In traditional project management, we focus on timelines (Gantt charts). In Flow, we focus on queues.
In manufacturing, variability is evil. In product development, variability is inevitable (R&D is, by definition, an exploration of the unknown). The exclusive PDF explains the "U-Curve" of variability management. You will learn when to absorb variability (batch processing) and when to reduce it (fast feedback loops). In traditional project management, we focus on timelines
Before you grab your exclusive PDF download, let’s look at a few of the transformative principles you’ll find inside the guide. In product development, variability is inevitable (R&D is,
Reinertsen doesn't just say "test often." He quantifies the value of feedback. The exclusive download includes a table showing that a 10x reduction in feedback latency yields a 100x reduction in economic risk. You will learn to design "tunnels" of fast feedback rather than "gates" of slow approval. Before you grab your exclusive PDF download ,
Traditional top-down control fails in complex development. Instead, Reinertsen advocates:
One of the book’s most counterintuitive ideas: idle people are often better than idle information. Keeping people fully busy creates queues that starve downstream activities of information. Instead, deliberately keep some spare capacity to absorb variability and enable rapid response to new information. A 5–10% slack can cut cycle time by 30% or more.

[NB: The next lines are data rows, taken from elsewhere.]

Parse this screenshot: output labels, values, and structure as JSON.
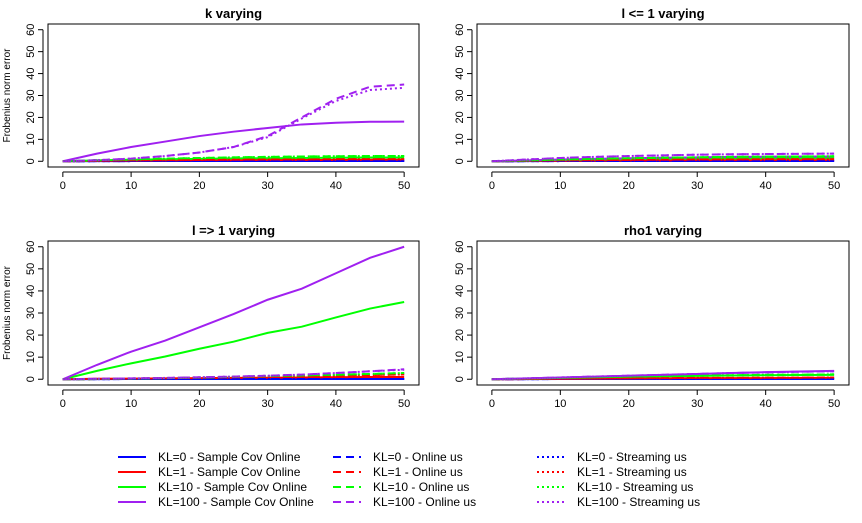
{
  "colors": {
    "KL=0": "#0000ff",
    "KL=1": "#ff0000",
    "KL=10": "#00ff00",
    "KL=100": "#a020f0"
  },
  "legend": {
    "placement": "bottom",
    "columns": [
      {
        "style": "solid",
        "entries": [
          {
            "label": "KL=0 - Sample Cov Online",
            "color_key": "KL=0"
          },
          {
            "label": "KL=1 - Sample Cov Online",
            "color_key": "KL=1"
          },
          {
            "label": "KL=10 - Sample Cov Online",
            "color_key": "KL=10"
          },
          {
            "label": "KL=100 - Sample Cov Online",
            "color_key": "KL=100"
          }
        ]
      },
      {
        "style": "dashed",
        "entries": [
          {
            "label": "KL=0 - Online us",
            "color_key": "KL=0"
          },
          {
            "label": "KL=1 - Online us",
            "color_key": "KL=1"
          },
          {
            "label": "KL=10 - Online us",
            "color_key": "KL=10"
          },
          {
            "label": "KL=100 - Online us",
            "color_key": "KL=100"
          }
        ]
      },
      {
        "style": "dotted",
        "entries": [
          {
            "label": "KL=0 - Streaming us",
            "color_key": "KL=0"
          },
          {
            "label": "KL=1 - Streaming us",
            "color_key": "KL=1"
          },
          {
            "label": "KL=10 - Streaming us",
            "color_key": "KL=10"
          },
          {
            "label": "KL=100 - Streaming us",
            "color_key": "KL=100"
          }
        ]
      }
    ]
  },
  "chart_data": [
    {
      "type": "line",
      "title": "k varying",
      "ylabel": "Frobenius norm error",
      "xlim": [
        0,
        50
      ],
      "ylim": [
        0,
        60
      ],
      "xticks": [
        0,
        10,
        20,
        30,
        40,
        50
      ],
      "yticks": [
        0,
        10,
        20,
        30,
        40,
        50,
        60
      ],
      "x": [
        0,
        5,
        10,
        15,
        20,
        25,
        30,
        35,
        40,
        45,
        50
      ],
      "series": [
        {
          "color_key": "KL=0",
          "style": "solid",
          "values": [
            0,
            0.05,
            0.1,
            0.1,
            0.1,
            0.1,
            0.1,
            0.1,
            0.1,
            0.1,
            0.1
          ]
        },
        {
          "color_key": "KL=1",
          "style": "solid",
          "values": [
            0,
            0.2,
            0.3,
            0.4,
            0.5,
            0.5,
            0.6,
            0.6,
            0.6,
            0.7,
            0.7
          ]
        },
        {
          "color_key": "KL=10",
          "style": "solid",
          "values": [
            0,
            0.4,
            0.7,
            0.9,
            1.1,
            1.3,
            1.4,
            1.5,
            1.6,
            1.7,
            1.7
          ]
        },
        {
          "color_key": "KL=100",
          "style": "solid",
          "values": [
            0,
            3.5,
            6.5,
            9,
            11.5,
            13.5,
            15.2,
            16.8,
            17.6,
            18.0,
            18.1
          ]
        },
        {
          "color_key": "KL=0",
          "style": "dashed",
          "values": [
            0,
            0.05,
            0.1,
            0.1,
            0.1,
            0.1,
            0.1,
            0.1,
            0.1,
            0.1,
            0.1
          ]
        },
        {
          "color_key": "KL=1",
          "style": "dashed",
          "values": [
            0,
            0.2,
            0.4,
            0.5,
            0.6,
            0.7,
            0.8,
            0.8,
            0.9,
            0.9,
            0.9
          ]
        },
        {
          "color_key": "KL=10",
          "style": "dashed",
          "values": [
            0,
            0.5,
            0.9,
            1.2,
            1.5,
            1.8,
            2.0,
            2.2,
            2.3,
            2.4,
            2.4
          ]
        },
        {
          "color_key": "KL=100",
          "style": "dashed",
          "values": [
            0,
            0.5,
            1.2,
            2.4,
            4.0,
            6.5,
            11.5,
            20.0,
            28.5,
            34.0,
            35.0
          ]
        },
        {
          "color_key": "KL=0",
          "style": "dotted",
          "values": [
            0,
            0.05,
            0.1,
            0.1,
            0.1,
            0.1,
            0.1,
            0.1,
            0.1,
            0.1,
            0.1
          ]
        },
        {
          "color_key": "KL=1",
          "style": "dotted",
          "values": [
            0,
            0.2,
            0.4,
            0.5,
            0.6,
            0.7,
            0.8,
            0.8,
            0.9,
            0.9,
            0.9
          ]
        },
        {
          "color_key": "KL=10",
          "style": "dotted",
          "values": [
            0,
            0.5,
            0.9,
            1.2,
            1.5,
            1.8,
            2.0,
            2.2,
            2.3,
            2.4,
            2.4
          ]
        },
        {
          "color_key": "KL=100",
          "style": "dotted",
          "values": [
            0,
            0.5,
            1.2,
            2.4,
            4.0,
            6.5,
            11.0,
            19.5,
            27.5,
            32.5,
            33.5
          ]
        }
      ]
    },
    {
      "type": "line",
      "title": "l <= 1 varying",
      "ylabel": "",
      "xlim": [
        0,
        50
      ],
      "ylim": [
        0,
        60
      ],
      "xticks": [
        0,
        10,
        20,
        30,
        40,
        50
      ],
      "yticks": [
        0,
        10,
        20,
        30,
        40,
        50,
        60
      ],
      "x": [
        0,
        5,
        10,
        15,
        20,
        25,
        30,
        35,
        40,
        45,
        50
      ],
      "series": [
        {
          "color_key": "KL=0",
          "style": "solid",
          "values": [
            0,
            0.05,
            0.1,
            0.1,
            0.1,
            0.1,
            0.1,
            0.1,
            0.1,
            0.1,
            0.1
          ]
        },
        {
          "color_key": "KL=1",
          "style": "solid",
          "values": [
            0,
            0.1,
            0.2,
            0.3,
            0.4,
            0.4,
            0.5,
            0.5,
            0.5,
            0.5,
            0.5
          ]
        },
        {
          "color_key": "KL=10",
          "style": "solid",
          "values": [
            0,
            0.3,
            0.6,
            0.8,
            1.0,
            1.1,
            1.2,
            1.3,
            1.4,
            1.4,
            1.5
          ]
        },
        {
          "color_key": "KL=100",
          "style": "solid",
          "values": [
            0,
            0.4,
            0.8,
            1.1,
            1.4,
            1.6,
            1.8,
            2.0,
            2.1,
            2.2,
            2.2
          ]
        },
        {
          "color_key": "KL=0",
          "style": "dashed",
          "values": [
            0,
            0.05,
            0.1,
            0.1,
            0.1,
            0.1,
            0.1,
            0.1,
            0.1,
            0.1,
            0.1
          ]
        },
        {
          "color_key": "KL=1",
          "style": "dashed",
          "values": [
            0,
            0.2,
            0.4,
            0.5,
            0.6,
            0.7,
            0.8,
            0.8,
            0.9,
            0.9,
            0.9
          ]
        },
        {
          "color_key": "KL=10",
          "style": "dashed",
          "values": [
            0,
            0.4,
            0.8,
            1.1,
            1.4,
            1.6,
            1.8,
            2.0,
            2.1,
            2.2,
            2.3
          ]
        },
        {
          "color_key": "KL=100",
          "style": "dashed",
          "values": [
            0,
            0.8,
            1.5,
            2.0,
            2.4,
            2.7,
            3.0,
            3.2,
            3.3,
            3.4,
            3.5
          ]
        },
        {
          "color_key": "KL=0",
          "style": "dotted",
          "values": [
            0,
            0.05,
            0.1,
            0.1,
            0.1,
            0.1,
            0.1,
            0.1,
            0.1,
            0.1,
            0.1
          ]
        },
        {
          "color_key": "KL=1",
          "style": "dotted",
          "values": [
            0,
            0.2,
            0.4,
            0.5,
            0.6,
            0.7,
            0.8,
            0.8,
            0.9,
            0.9,
            0.9
          ]
        },
        {
          "color_key": "KL=10",
          "style": "dotted",
          "values": [
            0,
            0.4,
            0.8,
            1.1,
            1.4,
            1.6,
            1.8,
            2.0,
            2.1,
            2.2,
            2.3
          ]
        },
        {
          "color_key": "KL=100",
          "style": "dotted",
          "values": [
            0,
            0.8,
            1.5,
            2.0,
            2.4,
            2.7,
            3.0,
            3.2,
            3.3,
            3.4,
            3.5
          ]
        }
      ]
    },
    {
      "type": "line",
      "title": "l => 1 varying",
      "ylabel": "Frobenius norm error",
      "xlim": [
        0,
        50
      ],
      "ylim": [
        0,
        60
      ],
      "xticks": [
        0,
        10,
        20,
        30,
        40,
        50
      ],
      "yticks": [
        0,
        10,
        20,
        30,
        40,
        50,
        60
      ],
      "x": [
        0,
        5,
        10,
        15,
        20,
        25,
        30,
        35,
        40,
        45,
        50
      ],
      "series": [
        {
          "color_key": "KL=0",
          "style": "solid",
          "values": [
            0,
            0.05,
            0.1,
            0.1,
            0.1,
            0.1,
            0.1,
            0.1,
            0.1,
            0.1,
            0.1
          ]
        },
        {
          "color_key": "KL=1",
          "style": "solid",
          "values": [
            0,
            0.2,
            0.3,
            0.4,
            0.5,
            0.6,
            0.7,
            0.8,
            0.9,
            1.0,
            1.0
          ]
        },
        {
          "color_key": "KL=10",
          "style": "solid",
          "values": [
            0,
            3.8,
            7.2,
            10.3,
            13.8,
            17.0,
            21.0,
            23.8,
            28.0,
            32.0,
            35.0
          ]
        },
        {
          "color_key": "KL=100",
          "style": "solid",
          "values": [
            0,
            6.5,
            12.5,
            17.5,
            23.5,
            29.5,
            36.0,
            41.0,
            48.0,
            55.0,
            60.0
          ]
        },
        {
          "color_key": "KL=0",
          "style": "dashed",
          "values": [
            0,
            0.05,
            0.1,
            0.1,
            0.1,
            0.1,
            0.1,
            0.1,
            0.1,
            0.1,
            0.1
          ]
        },
        {
          "color_key": "KL=1",
          "style": "dashed",
          "values": [
            0,
            0.1,
            0.3,
            0.5,
            0.7,
            0.9,
            1.1,
            1.3,
            1.6,
            1.9,
            2.2
          ]
        },
        {
          "color_key": "KL=10",
          "style": "dashed",
          "values": [
            0,
            0.1,
            0.3,
            0.5,
            0.8,
            1.1,
            1.4,
            1.7,
            2.0,
            2.4,
            2.8
          ]
        },
        {
          "color_key": "KL=100",
          "style": "dashed",
          "values": [
            0,
            0.2,
            0.4,
            0.6,
            0.9,
            1.2,
            1.6,
            2.1,
            2.8,
            3.6,
            4.5
          ]
        },
        {
          "color_key": "KL=0",
          "style": "dotted",
          "values": [
            0,
            0.05,
            0.1,
            0.1,
            0.1,
            0.1,
            0.1,
            0.1,
            0.1,
            0.1,
            0.1
          ]
        },
        {
          "color_key": "KL=1",
          "style": "dotted",
          "values": [
            0,
            0.1,
            0.3,
            0.5,
            0.7,
            0.9,
            1.1,
            1.3,
            1.6,
            1.9,
            2.2
          ]
        },
        {
          "color_key": "KL=10",
          "style": "dotted",
          "values": [
            0,
            0.1,
            0.3,
            0.5,
            0.8,
            1.1,
            1.4,
            1.7,
            2.0,
            2.4,
            2.8
          ]
        },
        {
          "color_key": "KL=100",
          "style": "dotted",
          "values": [
            0,
            0.2,
            0.4,
            0.6,
            0.9,
            1.2,
            1.6,
            2.1,
            2.8,
            3.6,
            4.3
          ]
        }
      ]
    },
    {
      "type": "line",
      "title": "rho1 varying",
      "ylabel": "",
      "xlim": [
        0,
        50
      ],
      "ylim": [
        0,
        60
      ],
      "xticks": [
        0,
        10,
        20,
        30,
        40,
        50
      ],
      "yticks": [
        0,
        10,
        20,
        30,
        40,
        50,
        60
      ],
      "x": [
        0,
        5,
        10,
        15,
        20,
        25,
        30,
        35,
        40,
        45,
        50
      ],
      "series": [
        {
          "color_key": "KL=0",
          "style": "solid",
          "values": [
            0,
            0.05,
            0.1,
            0.1,
            0.1,
            0.1,
            0.1,
            0.1,
            0.1,
            0.1,
            0.1
          ]
        },
        {
          "color_key": "KL=1",
          "style": "solid",
          "values": [
            0,
            0.1,
            0.2,
            0.3,
            0.4,
            0.4,
            0.5,
            0.5,
            0.5,
            0.6,
            0.6
          ]
        },
        {
          "color_key": "KL=10",
          "style": "solid",
          "values": [
            0,
            0.3,
            0.6,
            0.9,
            1.1,
            1.3,
            1.5,
            1.7,
            1.8,
            1.9,
            2.0
          ]
        },
        {
          "color_key": "KL=100",
          "style": "solid",
          "values": [
            0,
            0.4,
            0.8,
            1.2,
            1.6,
            2.0,
            2.4,
            2.8,
            3.2,
            3.5,
            3.8
          ]
        },
        {
          "color_key": "KL=0",
          "style": "dashed",
          "values": [
            0,
            0.05,
            0.1,
            0.1,
            0.1,
            0.1,
            0.1,
            0.1,
            0.1,
            0.1,
            0.1
          ]
        },
        {
          "color_key": "KL=1",
          "style": "dashed",
          "values": [
            0,
            0.1,
            0.2,
            0.3,
            0.4,
            0.5,
            0.6,
            0.6,
            0.7,
            0.7,
            0.8
          ]
        },
        {
          "color_key": "KL=10",
          "style": "dashed",
          "values": [
            0,
            0.3,
            0.6,
            0.9,
            1.2,
            1.4,
            1.6,
            1.8,
            2.0,
            2.1,
            2.2
          ]
        },
        {
          "color_key": "KL=100",
          "style": "dashed",
          "values": [
            0,
            0.4,
            0.8,
            1.2,
            1.6,
            2.0,
            2.4,
            2.8,
            3.1,
            3.4,
            3.6
          ]
        },
        {
          "color_key": "KL=0",
          "style": "dotted",
          "values": [
            0,
            0.05,
            0.1,
            0.1,
            0.1,
            0.1,
            0.1,
            0.1,
            0.1,
            0.1,
            0.1
          ]
        },
        {
          "color_key": "KL=1",
          "style": "dotted",
          "values": [
            0,
            0.1,
            0.2,
            0.3,
            0.4,
            0.5,
            0.6,
            0.6,
            0.7,
            0.7,
            0.8
          ]
        },
        {
          "color_key": "KL=10",
          "style": "dotted",
          "values": [
            0,
            0.3,
            0.6,
            0.9,
            1.2,
            1.4,
            1.6,
            1.8,
            2.0,
            2.1,
            2.2
          ]
        },
        {
          "color_key": "KL=100",
          "style": "dotted",
          "values": [
            0,
            0.4,
            0.8,
            1.2,
            1.6,
            2.0,
            2.4,
            2.8,
            3.1,
            3.4,
            3.6
          ]
        }
      ]
    }
  ]
}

Variability is inevitable, but not all variability is bad. High variability in task arrival or processing time destroys flow. Instead of trying to eliminate all variability (which is costly), Reinertsen recommends decoupling variability using buffers: time buffers (slack), capacity buffers (extra people), or inventory buffers (small WIP limits). The economically optimal buffer size balances the cost of delay against the cost of the buffer.